Yep, the end is nigh. A truly uncanny robot has been created that nimbly walks on four legs. As if making the robots walk wasn’t bad enough, the creators then decide to demonstrate how stable it is by kicking it. This will surely enrage the beast, which will now proceed to destroy us in our sleep, and the only warning will be the sinister hum of the two-stroke engine.

So, you create a beast that can move over almost any terrain, patiently coming to destroy us, then what do you do? You give it guns! Admittedly, the military are only talking about using BigDog (as it’s called) to carry things, but it’s only a matter of time before some bright spark straps live weapons to BigDog’s side.

Truly, the quadropeds shall reclaim the earth. Repent now.

Posted: 3/8/2006 in:

Things to do in Paris when you’re bored AKA, yes, French drivers are nuts

Yes, the French are completely insane, we all know this, but that doesn’t make them bad people. It does make them legendarily bad drivers, or should that be ‘inconsiderate’. Perhaps they are beaten by the Italians for legendarily bad driving, and I’ve been in a coach going around clifftops in Majorca as a child with some quite, quite death-wish laden drivers, but this wins over everything I’ve seen so far.

On an August morning in 1978, French filmmaker Claude Lelouch mounted a gyro-stabilized camera to the bumper of a Ferrari 275 GTB and had … all ยป a friend, a professional Formula 1 racer, drive at breakneck speed through the heart of Paris. The film was limited for technical reasons to 10 minutes; the course was from Porte Dauphine, through the Louvre, to the Basilica of Sacre Coeur.

No streets were closed, for Lelouch was unable to obtain a permit.

The driver completed the course in about 9 minutes, reaching nearly 140 MPH in some stretches. The footage reveals him running real red lights, nearly hitting real pedestrians, and driving the wrong way up real one-way streets.

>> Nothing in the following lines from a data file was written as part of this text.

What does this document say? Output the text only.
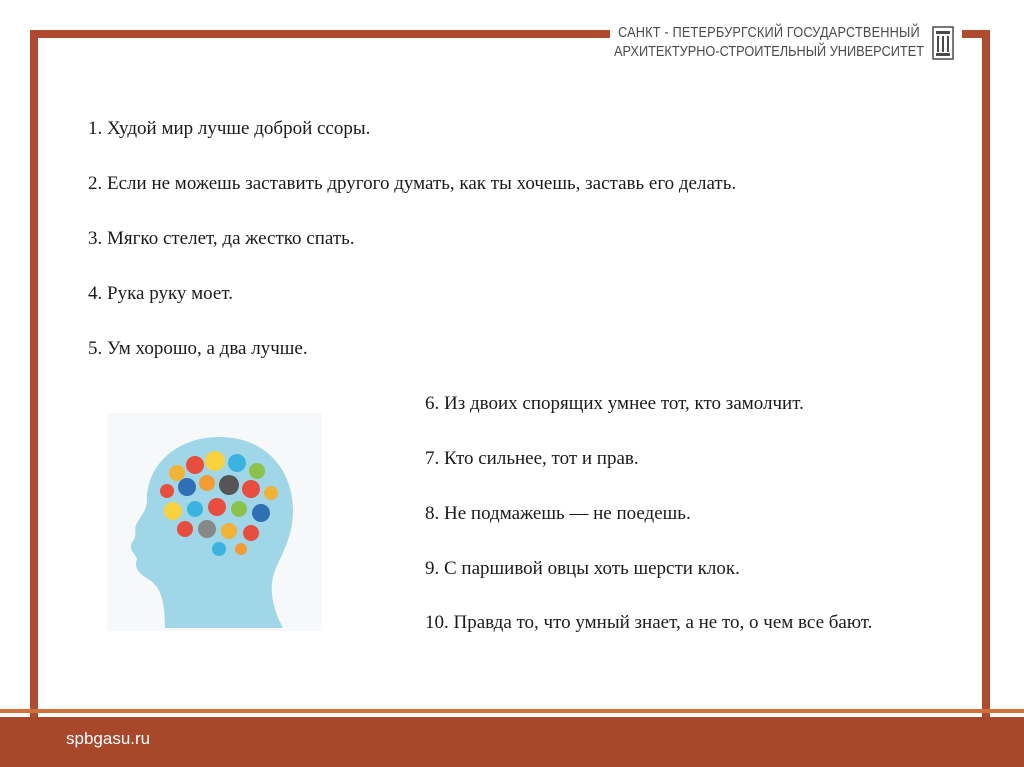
САНКТ - ПЕТЕРБУРГСКИЙ ГОСУДАРСТВЕННЫЙ
АРХИТЕКТУРНО-СТРОИТЕЛЬНЫЙ УНИВЕРСИТЕТ
1. Худой мир лучше доброй ссоры.
2. Если не можешь заставить другого думать, как ты хочешь, заставь его делать.
3. Мягко стелет, да жестко спать.
4. Рука руку моет.
5. Ум хорошо, а два лучше.
6. Из двоих спорящих умнее тот, кто замолчит.
7. Кто сильнее, тот и прав.
8. Не подмажешь — не поедешь.
9. С паршивой овцы хоть шерсти клок.
10. Правда то, что умный знает, а не то, о чем все бают.
spbgasu.ru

Upon showing the film in public for the first time, Lelouch was arrested. He has never revealed the identity of the driver, and the film went underground until a DVD release a few years ago.

Highlights are the Arc Du Triomphe at 1min 20sec, into oncoming traffic at 4mins 15secs, and on cobbles from 7mins 35secs onwards.

I’m not sure whether ‘enjoy’ is the phrase, more likely ‘fear’.

Have you seen better online? Let me know!